I recently purchased Devonthink and I subscribe to a historical newspaper service that allows me to download copies of each page of a newspaper. I would like to download a copy of each issue of my town’s local newspaper from the 1880’s to about 1980. I have several questions and would appreciate your advice:

  • As I download the .jpg images I assign a name to each corresponding newspaper page in this format: Newspapername_YYYY_MM_DD_pg1. Then I add the pages to a file folder named NewspaperName_YYYY_MM_DD. Is there a drawback as far as Devonthink is concerned to this method? Would it be better to add the pages to a .pdf document named Newspapername_YYYY_MM_DD without bothering to name each individual .jpg page?

  • The downloaded .jpg of each page is enormous at 4819 x 7549 6.6MB 72 pixels per inch. Can you give any guidance as to far I can reduce the image size?

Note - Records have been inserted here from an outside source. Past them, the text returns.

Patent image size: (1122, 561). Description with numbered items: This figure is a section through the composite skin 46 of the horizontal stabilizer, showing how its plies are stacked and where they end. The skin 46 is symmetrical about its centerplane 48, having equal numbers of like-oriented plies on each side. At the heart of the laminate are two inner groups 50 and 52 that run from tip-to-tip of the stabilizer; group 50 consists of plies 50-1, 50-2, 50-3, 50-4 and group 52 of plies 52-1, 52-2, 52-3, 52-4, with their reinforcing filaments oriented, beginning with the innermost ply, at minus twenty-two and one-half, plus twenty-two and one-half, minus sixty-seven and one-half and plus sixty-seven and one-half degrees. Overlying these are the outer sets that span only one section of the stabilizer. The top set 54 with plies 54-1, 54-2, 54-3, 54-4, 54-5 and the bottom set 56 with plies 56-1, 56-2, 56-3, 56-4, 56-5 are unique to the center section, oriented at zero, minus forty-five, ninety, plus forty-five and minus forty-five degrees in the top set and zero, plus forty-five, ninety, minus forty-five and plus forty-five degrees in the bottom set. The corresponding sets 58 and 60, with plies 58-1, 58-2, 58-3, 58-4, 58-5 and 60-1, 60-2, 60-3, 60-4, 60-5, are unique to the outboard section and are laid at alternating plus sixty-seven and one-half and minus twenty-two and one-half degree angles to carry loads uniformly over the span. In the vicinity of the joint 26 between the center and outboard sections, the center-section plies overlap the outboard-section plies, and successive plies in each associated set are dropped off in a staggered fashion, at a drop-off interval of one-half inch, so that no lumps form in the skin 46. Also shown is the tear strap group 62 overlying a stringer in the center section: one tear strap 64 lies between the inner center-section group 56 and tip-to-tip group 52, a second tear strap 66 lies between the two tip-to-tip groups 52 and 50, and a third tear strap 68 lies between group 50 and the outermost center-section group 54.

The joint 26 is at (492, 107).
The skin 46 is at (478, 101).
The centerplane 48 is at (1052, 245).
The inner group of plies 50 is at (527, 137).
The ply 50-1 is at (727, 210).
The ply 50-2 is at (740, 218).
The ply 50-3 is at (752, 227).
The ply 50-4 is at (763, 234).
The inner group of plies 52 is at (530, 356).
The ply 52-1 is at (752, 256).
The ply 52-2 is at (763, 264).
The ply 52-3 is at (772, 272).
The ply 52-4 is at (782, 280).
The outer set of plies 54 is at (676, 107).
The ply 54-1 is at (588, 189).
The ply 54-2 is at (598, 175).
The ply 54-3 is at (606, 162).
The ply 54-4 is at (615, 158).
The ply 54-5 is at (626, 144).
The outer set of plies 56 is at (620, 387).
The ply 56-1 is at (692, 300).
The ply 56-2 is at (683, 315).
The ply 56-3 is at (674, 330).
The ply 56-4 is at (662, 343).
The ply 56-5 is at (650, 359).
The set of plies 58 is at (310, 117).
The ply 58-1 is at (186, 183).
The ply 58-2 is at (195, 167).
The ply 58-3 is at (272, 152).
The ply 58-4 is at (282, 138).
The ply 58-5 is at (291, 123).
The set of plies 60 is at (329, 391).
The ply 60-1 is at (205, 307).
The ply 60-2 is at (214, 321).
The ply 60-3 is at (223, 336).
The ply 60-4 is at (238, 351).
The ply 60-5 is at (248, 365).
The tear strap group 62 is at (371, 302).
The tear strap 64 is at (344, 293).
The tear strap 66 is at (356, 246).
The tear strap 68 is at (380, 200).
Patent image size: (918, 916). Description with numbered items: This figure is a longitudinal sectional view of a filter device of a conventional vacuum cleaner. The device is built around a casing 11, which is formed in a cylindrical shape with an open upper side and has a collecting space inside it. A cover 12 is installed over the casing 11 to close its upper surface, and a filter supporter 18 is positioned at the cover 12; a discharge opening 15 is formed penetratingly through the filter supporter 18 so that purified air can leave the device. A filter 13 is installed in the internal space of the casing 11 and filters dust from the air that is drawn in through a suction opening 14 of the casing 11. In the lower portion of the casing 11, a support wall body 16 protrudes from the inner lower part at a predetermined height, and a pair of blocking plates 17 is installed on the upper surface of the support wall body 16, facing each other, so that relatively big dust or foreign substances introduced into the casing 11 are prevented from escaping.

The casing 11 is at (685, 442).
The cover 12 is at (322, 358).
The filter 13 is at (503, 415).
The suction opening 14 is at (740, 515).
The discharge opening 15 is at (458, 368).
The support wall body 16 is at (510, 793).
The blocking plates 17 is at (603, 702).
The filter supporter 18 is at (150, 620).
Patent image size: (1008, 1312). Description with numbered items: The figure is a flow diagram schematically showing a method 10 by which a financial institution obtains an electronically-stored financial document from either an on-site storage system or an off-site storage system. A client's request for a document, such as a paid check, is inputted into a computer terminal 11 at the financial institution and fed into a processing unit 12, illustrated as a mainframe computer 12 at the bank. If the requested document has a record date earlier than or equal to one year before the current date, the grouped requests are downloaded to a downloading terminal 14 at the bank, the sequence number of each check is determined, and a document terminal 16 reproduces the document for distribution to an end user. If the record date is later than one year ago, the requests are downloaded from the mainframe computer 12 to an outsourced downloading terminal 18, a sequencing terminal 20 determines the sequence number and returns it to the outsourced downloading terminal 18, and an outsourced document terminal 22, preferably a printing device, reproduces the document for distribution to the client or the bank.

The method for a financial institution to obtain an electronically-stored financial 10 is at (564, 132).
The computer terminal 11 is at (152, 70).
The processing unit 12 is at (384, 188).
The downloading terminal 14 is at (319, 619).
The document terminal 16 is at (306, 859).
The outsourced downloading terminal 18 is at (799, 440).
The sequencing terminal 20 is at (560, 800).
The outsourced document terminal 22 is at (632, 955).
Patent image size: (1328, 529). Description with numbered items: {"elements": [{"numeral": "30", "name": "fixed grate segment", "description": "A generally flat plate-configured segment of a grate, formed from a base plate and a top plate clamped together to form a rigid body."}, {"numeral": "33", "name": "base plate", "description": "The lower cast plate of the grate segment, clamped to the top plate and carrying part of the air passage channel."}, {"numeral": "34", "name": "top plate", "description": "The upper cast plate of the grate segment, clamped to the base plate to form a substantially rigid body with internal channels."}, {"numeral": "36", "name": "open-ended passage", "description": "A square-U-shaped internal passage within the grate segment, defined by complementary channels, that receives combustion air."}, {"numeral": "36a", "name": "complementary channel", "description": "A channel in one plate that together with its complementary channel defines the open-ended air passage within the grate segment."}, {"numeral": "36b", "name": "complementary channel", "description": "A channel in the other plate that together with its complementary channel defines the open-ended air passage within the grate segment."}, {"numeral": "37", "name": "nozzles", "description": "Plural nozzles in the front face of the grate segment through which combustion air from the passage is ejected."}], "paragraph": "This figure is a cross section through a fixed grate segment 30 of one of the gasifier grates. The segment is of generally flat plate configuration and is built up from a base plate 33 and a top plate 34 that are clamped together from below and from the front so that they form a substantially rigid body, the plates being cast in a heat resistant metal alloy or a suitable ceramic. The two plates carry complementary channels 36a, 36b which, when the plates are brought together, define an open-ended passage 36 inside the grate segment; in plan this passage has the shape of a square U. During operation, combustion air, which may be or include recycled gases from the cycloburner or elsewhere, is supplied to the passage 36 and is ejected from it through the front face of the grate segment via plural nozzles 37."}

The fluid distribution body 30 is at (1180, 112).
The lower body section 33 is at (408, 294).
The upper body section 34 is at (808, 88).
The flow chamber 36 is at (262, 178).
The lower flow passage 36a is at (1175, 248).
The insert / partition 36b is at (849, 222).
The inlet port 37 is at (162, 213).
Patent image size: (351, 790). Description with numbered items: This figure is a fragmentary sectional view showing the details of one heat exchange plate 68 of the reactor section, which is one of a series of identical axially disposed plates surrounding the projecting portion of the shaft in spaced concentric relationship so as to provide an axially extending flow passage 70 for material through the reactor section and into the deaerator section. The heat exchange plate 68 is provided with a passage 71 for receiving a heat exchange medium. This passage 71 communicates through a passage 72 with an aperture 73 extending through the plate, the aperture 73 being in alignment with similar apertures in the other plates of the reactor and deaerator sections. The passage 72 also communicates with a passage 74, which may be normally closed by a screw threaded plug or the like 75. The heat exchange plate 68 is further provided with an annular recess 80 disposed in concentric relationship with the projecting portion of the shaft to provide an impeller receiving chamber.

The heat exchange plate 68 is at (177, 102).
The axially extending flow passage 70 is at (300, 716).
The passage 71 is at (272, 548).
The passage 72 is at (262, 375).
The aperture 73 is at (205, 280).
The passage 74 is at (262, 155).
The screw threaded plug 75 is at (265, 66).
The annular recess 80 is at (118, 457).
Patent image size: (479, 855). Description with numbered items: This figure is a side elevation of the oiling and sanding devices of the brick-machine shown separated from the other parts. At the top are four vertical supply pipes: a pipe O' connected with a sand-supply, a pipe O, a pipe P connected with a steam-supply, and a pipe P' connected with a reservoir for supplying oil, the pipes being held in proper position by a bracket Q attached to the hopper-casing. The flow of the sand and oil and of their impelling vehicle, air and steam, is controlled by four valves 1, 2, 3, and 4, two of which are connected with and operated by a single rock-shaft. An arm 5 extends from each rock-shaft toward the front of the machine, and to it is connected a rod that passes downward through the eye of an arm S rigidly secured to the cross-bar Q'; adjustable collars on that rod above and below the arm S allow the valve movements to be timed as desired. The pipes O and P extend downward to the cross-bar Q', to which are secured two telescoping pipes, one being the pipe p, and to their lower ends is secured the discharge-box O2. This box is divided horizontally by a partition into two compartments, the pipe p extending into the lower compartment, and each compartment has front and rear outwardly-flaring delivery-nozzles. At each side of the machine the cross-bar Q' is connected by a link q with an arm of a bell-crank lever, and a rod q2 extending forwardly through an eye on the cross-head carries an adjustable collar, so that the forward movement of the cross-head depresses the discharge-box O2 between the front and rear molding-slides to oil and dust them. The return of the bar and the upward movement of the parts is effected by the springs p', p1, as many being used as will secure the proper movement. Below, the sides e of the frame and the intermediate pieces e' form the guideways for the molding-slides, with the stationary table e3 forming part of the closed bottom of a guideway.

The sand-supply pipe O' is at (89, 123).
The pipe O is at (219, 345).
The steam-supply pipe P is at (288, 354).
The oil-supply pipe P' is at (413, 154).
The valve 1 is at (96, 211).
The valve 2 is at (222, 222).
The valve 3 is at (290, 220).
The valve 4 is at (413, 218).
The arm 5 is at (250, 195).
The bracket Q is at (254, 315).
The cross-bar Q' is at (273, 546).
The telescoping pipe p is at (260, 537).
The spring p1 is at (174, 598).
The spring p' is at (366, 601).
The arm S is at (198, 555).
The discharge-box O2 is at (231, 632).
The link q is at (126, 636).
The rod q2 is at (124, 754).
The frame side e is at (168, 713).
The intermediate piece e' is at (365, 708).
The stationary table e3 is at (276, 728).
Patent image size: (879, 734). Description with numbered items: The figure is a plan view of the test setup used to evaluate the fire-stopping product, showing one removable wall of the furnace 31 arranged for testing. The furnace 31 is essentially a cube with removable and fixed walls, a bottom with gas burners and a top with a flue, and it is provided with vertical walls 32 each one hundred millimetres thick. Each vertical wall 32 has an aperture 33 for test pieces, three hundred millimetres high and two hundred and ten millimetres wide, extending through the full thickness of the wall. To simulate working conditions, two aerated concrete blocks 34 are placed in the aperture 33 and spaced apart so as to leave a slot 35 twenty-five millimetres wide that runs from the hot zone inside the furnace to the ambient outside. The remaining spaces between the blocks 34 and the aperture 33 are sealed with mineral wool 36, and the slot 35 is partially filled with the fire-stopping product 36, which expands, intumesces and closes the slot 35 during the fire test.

  • Currently my Devonthink OCR doesn’t recognize the newspaper columns, instead it reads left to right across all columns. Is there a setting to force Devonthink OCR to recognize that this document is a newspaper and it should recognize the columns?

  • Do you have any other tips for using Devonthink with backissues of a newspaper?

Yes, those images will be large. But if you make them smaller, you will lose resolution. Newspaper pages are big. :slight_smile:

If you want to select the readable text of a document that has columns, hold down the Option key while drawing a ‘box’ over the portion of a column that you wish to capture to the clipboard, then press Command-C to copy it to the clipboard. Paste the clipboard to a text document, and you will find that the capture was restricted to a single column. The OCR worked.